Click below to read an excerpt from this collection, including two complete stories.

Praise for the Book
“I am extremely pleased with this collection of dark stories!! The authors do a fantastic job of drawing you in and keep you wanting more when the story is over.” ~ Devin Mojecki
“This book is full of amazing and wondrously evil stories that have you torn between wanting to read them and hide under your blanket.” ~ Fleur W
“If you are looking for scary and creepy horror, then get this anthology. I don’t read much horror, but I am a horror movie aficionado, and some of these stories even scare me! Therefore, this book is not meant for kids. There is a good variety in the 20 stories by various authors. Some are paranormal and some not.” ~ Diana in SC
“The tales in this book will most absolutely keep you awake at night. […] If you are a fan of horror, and all things that go bump in the night ... you MUST get this book!!” ~ Dowie
“Some good morbid tales in here.
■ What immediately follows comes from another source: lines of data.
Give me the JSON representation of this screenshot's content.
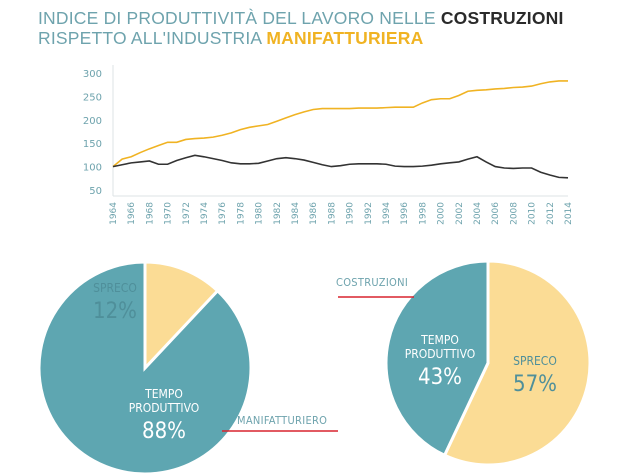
{
  "title": {
    "line1_prefix": "INDICE DI PRODUTTIVITÀ DEL LAVORO NELLE ",
    "line1_highlight": "COSTRUZIONI",
    "line2_prefix": "RISPETTO ALL'INDUSTRIA ",
    "line2_highlight": "MANIFATTURIERA"
  },
  "colors": {
    "teal": "#5ea6b1",
    "yellow": "#fbdc95",
    "orange": "#f0b323",
    "dark": "#333333",
    "red": "#d9232e",
    "axis": "#6ea3ad"
  },
  "chart_data": [
    {
      "type": "line",
      "title": "Indice di produttività del lavoro nelle costruzioni rispetto all'industria manifatturiera",
      "ylim": [
        50,
        300
      ],
      "yticks": [
        300,
        250,
        200,
        150,
        100,
        50
      ],
      "x": [
        1964,
        1965,
        1966,
        1967,
        1968,
        1969,
        1970,
        1971,
        1972,
        1973,
        1974,
        1975,
        1976,
        1977,
        1978,
        1979,
        1980,
        1981,
        1982,
        1983,
        1984,
        1985,
        1986,
        1987,
        1988,
        1989,
        1990,
        1991,
        1992,
        1993,
        1994,
        1995,
        1996,
        1997,
        1998,
        1999,
        2000,
        2001,
        2002,
        2003,
        2004,
        2005,
        2006,
        2007,
        2008,
        2009,
        2010,
        2011,
        2012,
        2013,
        2014
      ],
      "xticks": [
        1964,
        1966,
        1968,
        1970,
        1972,
        1974,
        1976,
        1978,
        1980,
        1982,
        1984,
        1986,
        1988,
        1990,
        1992,
        1994,
        1996,
        1998,
        2000,
        2002,
        2004,
        2006,
        2008,
        2010,
        2012,
        2014
      ],
      "grid": false,
      "series": [
        {
          "name": "Manifatturiera",
          "color": "#f0b323",
          "values": [
            100,
            116,
            121,
            130,
            138,
            145,
            152,
            152,
            158,
            160,
            161,
            163,
            167,
            172,
            179,
            184,
            187,
            190,
            197,
            204,
            211,
            217,
            222,
            224,
            224,
            224,
            224,
            225,
            225,
            225,
            226,
            227,
            227,
            227,
            236,
            243,
            245,
            245,
            252,
            261,
            263,
            264,
            266,
            267,
            269,
            270,
            272,
            277,
            281,
            283,
            283
          ]
        },
        {
          "name": "Costruzioni",
          "color": "#333333",
          "values": [
            100,
            104,
            108,
            110,
            112,
            105,
            105,
            113,
            119,
            124,
            121,
            117,
            113,
            108,
            106,
            106,
            107,
            112,
            117,
            119,
            117,
            114,
            109,
            104,
            100,
            102,
            105,
            106,
            106,
            106,
            105,
            101,
            100,
            100,
            101,
            103,
            106,
            108,
            110,
            116,
            121,
            110,
            100,
            97,
            96,
            97,
            97,
            88,
            82,
            77,
            76
          ]
        }
      ]
    },
    {
      "type": "pie",
      "name": "MANIFATTURIERO",
      "slices": [
        {
          "label": "TEMPO PRODUTTIVO",
          "value": 88,
          "text": "88%",
          "color": "#5ea6b1"
        },
        {
          "label": "SPRECO",
          "value": 12,
          "text": "12%",
          "color": "#fbdc95"
        }
      ]
    },
    {
      "type": "pie",
      "name": "COSTRUZIONI",
      "slices": [
        {
          "label": "SPRECO",
          "value": 57,
          "text": "57%",
          "color": "#fbdc95"
        },
        {
          "label": "TEMPO PRODUTTIVO",
          "value": 43,
          "text": "43%",
          "color": "#5ea6b1"
        }
      ]
    }
  ]
}
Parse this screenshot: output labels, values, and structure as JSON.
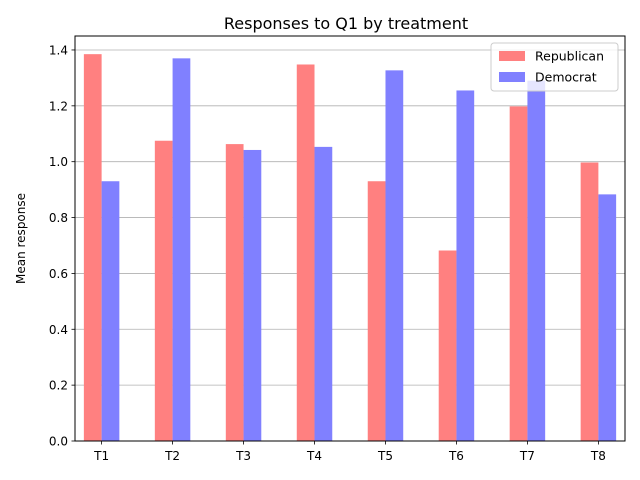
{
  "chart_data": {
    "type": "bar",
    "title": "Responses to Q1 by treatment",
    "xlabel": "",
    "ylabel": "Mean response",
    "categories": [
      "T1",
      "T2",
      "T3",
      "T4",
      "T5",
      "T6",
      "T7",
      "T8"
    ],
    "series": [
      {
        "name": "Republican",
        "color": "#ff8080",
        "values": [
          1.385,
          1.075,
          1.063,
          1.348,
          0.93,
          0.682,
          1.198,
          0.997
        ]
      },
      {
        "name": "Democrat",
        "color": "#8080ff",
        "values": [
          0.93,
          1.37,
          1.042,
          1.053,
          1.327,
          1.255,
          1.29,
          0.883
        ]
      }
    ],
    "ylim": [
      0,
      1.45
    ],
    "yticks": [
      "0.0",
      "0.2",
      "0.4",
      "0.6",
      "0.8",
      "1.0",
      "1.2",
      "1.4"
    ],
    "grid": "y",
    "legend_position": "top-right"
  }
}
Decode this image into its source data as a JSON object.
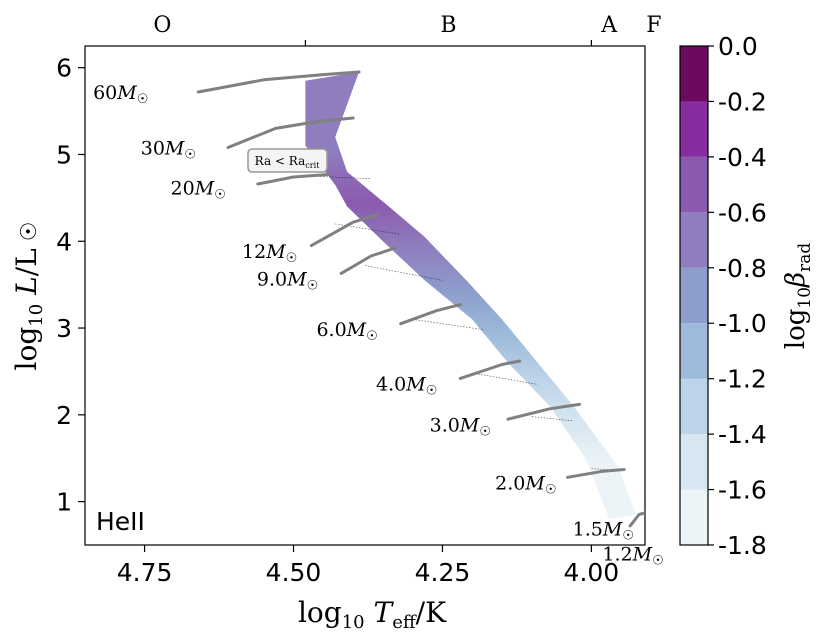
{
  "chart_data": {
    "type": "scatter",
    "subtype": "HR-diagram with convective zone shading",
    "panel_label": "HeII",
    "annotation": "Ra < Ra_crit",
    "xlabel": "log10 Teff/K",
    "ylabel": "log10 L/L☉",
    "xlim": [
      4.85,
      3.91
    ],
    "ylim": [
      0.5,
      6.25
    ],
    "x_ticks": [
      {
        "value": 4.75,
        "label": "4.75"
      },
      {
        "value": 4.5,
        "label": "4.50"
      },
      {
        "value": 4.25,
        "label": "4.25"
      },
      {
        "value": 4.0,
        "label": "4.00"
      }
    ],
    "y_ticks": [
      {
        "value": 1,
        "label": "1"
      },
      {
        "value": 2,
        "label": "2"
      },
      {
        "value": 3,
        "label": "3"
      },
      {
        "value": 4,
        "label": "4"
      },
      {
        "value": 5,
        "label": "5"
      },
      {
        "value": 6,
        "label": "6"
      }
    ],
    "spectral_classes": [
      {
        "label": "O",
        "x": 4.72
      },
      {
        "label": "B",
        "x": 4.24
      },
      {
        "label": "A",
        "x": 3.97
      },
      {
        "label": "F",
        "x": 3.895
      }
    ],
    "spectral_boundaries": [
      4.48,
      4.0,
      3.88
    ],
    "colorbar": {
      "label": "log10 β_rad",
      "range": [
        -1.8,
        0.0
      ],
      "tick_labels": [
        "0.0",
        "-0.2",
        "-0.4",
        "-0.6",
        "-0.8",
        "-1.0",
        "-1.2",
        "-1.4",
        "-1.6",
        "-1.8"
      ],
      "bins": [
        {
          "from": -1.8,
          "to": -1.6,
          "color": "#edf4f8"
        },
        {
          "from": -1.6,
          "to": -1.4,
          "color": "#d7e6f1"
        },
        {
          "from": -1.4,
          "to": -1.2,
          "color": "#bdd3e8"
        },
        {
          "from": -1.2,
          "to": -1.0,
          "color": "#9dbada"
        },
        {
          "from": -1.0,
          "to": -0.8,
          "color": "#8d9dcc"
        },
        {
          "from": -0.8,
          "to": -0.6,
          "color": "#8f7dbe"
        },
        {
          "from": -0.6,
          "to": -0.4,
          "color": "#8a5aae"
        },
        {
          "from": -0.4,
          "to": -0.2,
          "color": "#882da0"
        },
        {
          "from": -0.2,
          "to": 0.0,
          "color": "#6b0a5f"
        }
      ]
    },
    "band_left_edge": [
      [
        4.48,
        5.85
      ],
      [
        4.48,
        5.1
      ],
      [
        4.43,
        4.65
      ],
      [
        4.41,
        4.4
      ],
      [
        4.35,
        4.0
      ],
      [
        4.28,
        3.55
      ],
      [
        4.2,
        3.1
      ],
      [
        4.14,
        2.6
      ],
      [
        4.07,
        2.1
      ],
      [
        4.01,
        1.5
      ],
      [
        3.97,
        0.8
      ]
    ],
    "band_right_edge": [
      [
        3.925,
        0.85
      ],
      [
        3.955,
        1.4
      ],
      [
        4.03,
        2.1
      ],
      [
        4.09,
        2.6
      ],
      [
        4.15,
        3.1
      ],
      [
        4.21,
        3.55
      ],
      [
        4.28,
        4.05
      ],
      [
        4.34,
        4.4
      ],
      [
        4.41,
        4.8
      ],
      [
        4.43,
        5.2
      ],
      [
        4.39,
        5.95
      ]
    ],
    "colour_stops": [
      {
        "logL": 0.8,
        "value": -1.75
      },
      {
        "logL": 1.4,
        "value": -1.6
      },
      {
        "logL": 1.9,
        "value": -1.45
      },
      {
        "logL": 2.4,
        "value": -1.25
      },
      {
        "logL": 2.9,
        "value": -1.1
      },
      {
        "logL": 3.4,
        "value": -0.95
      },
      {
        "logL": 3.9,
        "value": -0.6
      },
      {
        "logL": 4.4,
        "value": -0.55
      },
      {
        "logL": 5.0,
        "value": -0.6
      },
      {
        "logL": 5.5,
        "value": -0.6
      },
      {
        "logL": 5.9,
        "value": -0.62
      }
    ],
    "tracks": [
      {
        "label": "60M☉",
        "points": [
          [
            4.66,
            5.72
          ],
          [
            4.55,
            5.86
          ],
          [
            4.45,
            5.92
          ],
          [
            4.39,
            5.95
          ]
        ]
      },
      {
        "label": "30M☉",
        "points": [
          [
            4.61,
            5.08
          ],
          [
            4.53,
            5.3
          ],
          [
            4.46,
            5.38
          ],
          [
            4.4,
            5.42
          ]
        ]
      },
      {
        "label": "20M☉",
        "points": [
          [
            4.56,
            4.66
          ],
          [
            4.5,
            4.74
          ],
          [
            4.44,
            4.77
          ]
        ]
      },
      {
        "label": "12M☉",
        "points": [
          [
            4.47,
            3.95
          ],
          [
            4.4,
            4.22
          ],
          [
            4.36,
            4.3
          ]
        ]
      },
      {
        "label": "9.0M☉",
        "points": [
          [
            4.42,
            3.63
          ],
          [
            4.37,
            3.83
          ],
          [
            4.33,
            3.92
          ]
        ]
      },
      {
        "label": "6.0M☉",
        "points": [
          [
            4.32,
            3.05
          ],
          [
            4.26,
            3.2
          ],
          [
            4.22,
            3.27
          ]
        ]
      },
      {
        "label": "4.0M☉",
        "points": [
          [
            4.22,
            2.42
          ],
          [
            4.15,
            2.58
          ],
          [
            4.12,
            2.62
          ]
        ]
      },
      {
        "label": "3.0M☉",
        "points": [
          [
            4.14,
            1.95
          ],
          [
            4.07,
            2.07
          ],
          [
            4.02,
            2.12
          ]
        ]
      },
      {
        "label": "2.0M☉",
        "points": [
          [
            4.04,
            1.28
          ],
          [
            3.98,
            1.35
          ],
          [
            3.945,
            1.37
          ]
        ]
      },
      {
        "label": "1.5M☉",
        "points": [
          [
            3.935,
            0.72
          ],
          [
            3.92,
            0.85
          ],
          [
            3.905,
            0.88
          ]
        ]
      },
      {
        "label": "1.2M☉",
        "points": []
      }
    ],
    "mass_labels": [
      {
        "mass": "60",
        "x": 4.79,
        "y": 5.72
      },
      {
        "mass": "30",
        "x": 4.71,
        "y": 5.08
      },
      {
        "mass": "20",
        "x": 4.66,
        "y": 4.62
      },
      {
        "mass": "12",
        "x": 4.54,
        "y": 3.89
      },
      {
        "mass": "9.0",
        "x": 4.51,
        "y": 3.57
      },
      {
        "mass": "6.0",
        "x": 4.41,
        "y": 2.99
      },
      {
        "mass": "4.0",
        "x": 4.31,
        "y": 2.36
      },
      {
        "mass": "3.0",
        "x": 4.22,
        "y": 1.89
      },
      {
        "mass": "2.0",
        "x": 4.11,
        "y": 1.22
      },
      {
        "mass": "1.5",
        "x": 3.98,
        "y": 0.69
      },
      {
        "mass": "1.2",
        "x": 3.93,
        "y": 0.4
      }
    ]
  }
}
Certainly worth the price.” ~ William D. Wallace

My Review
I received this book in return for an honest review.

By Lynda Dickson
An introduction by editor P. K. Tyler on the nature of evil is followed by 20 stories with the common theme of unspeakable horror. I’m about half-way through this collection and, as a fan of the horror genre, I’m loving it!
In “Sip the Dregs” by Rhoads Brazos, Maribelle clears out her grandmother’s home after her disappearance. No one knows what happened to her, but their suspicions are nowhere near as frightening as the truth. I’m not sure I understood this one, but it certainly had a lot of atmosphere.
In “Knobby Bones” by Jeremy Megargee, an aid worker in South Sudan attempts to uncover the truth behind the legend of Knobby Bones. What he finds is worse than anything he could have imagined. Truly disturbing.
In “Dark Cloud over Ladysmith” by Robert Allen Lupton, Martha and her friends struggle to defeat evil during a siege in the second Boer War. An interesting story, but the sentences are short and choppy.
In “A Handsome Man” by Joriah Wood, Brandy meets a handsome stranger at a party, and things take a very strange turn. Delightfully creepy.
In “June’s Perfection” by Anne Skinner, Laura escapes one unhealthy relationship only to enter another.
In “Mosaic” by Annetta Ribken, a  visit to a psychiatric museum unleashes an artist’s muse with disturbing results. Short and well-crafted.
In “Let the Bodies” by J. Edward Neill, a person goes missing from her town every day. But what does Mia’s grandfather have to do with it?
In “An Old Family Recipe” by Caroline A. Gill, Charlotte seeks justice for her family when two of her sons are killed in an accident. A beautifully written, heartbreaking story.
In “Windikouk” by Tausha Johnson, Megan loves telling her little sister scary stories. But, in reality, the truth is stranger than any of her fictions. Suspenseful.
I look forward to reading the rest of the stories in this collection. It seems to include something that will appeal to every horror buff’s tastes.

About the Editor
P. K. Tyler
P. K. Tyler is the author of Speculative Fiction and other Genre Bending novels. She's also published works as Pavarti K. Tyler and had projects appear on the USA Today Bestseller's List.
Pav attended Smith College and graduated with a degree in Theatre. She lived in New York, where she worked as a Dramaturge, Assistant Director and Production Manager on productions both on and off-Broadway. Later, Pavarti went to work in the finance industry for several international law firms.
Now located in Baltimore, Maryland, she lives with her husband, two daughters and two terrible dogs. When not penning science fiction books and other speculative fiction novels, she twists her mind by writing horror and erotica.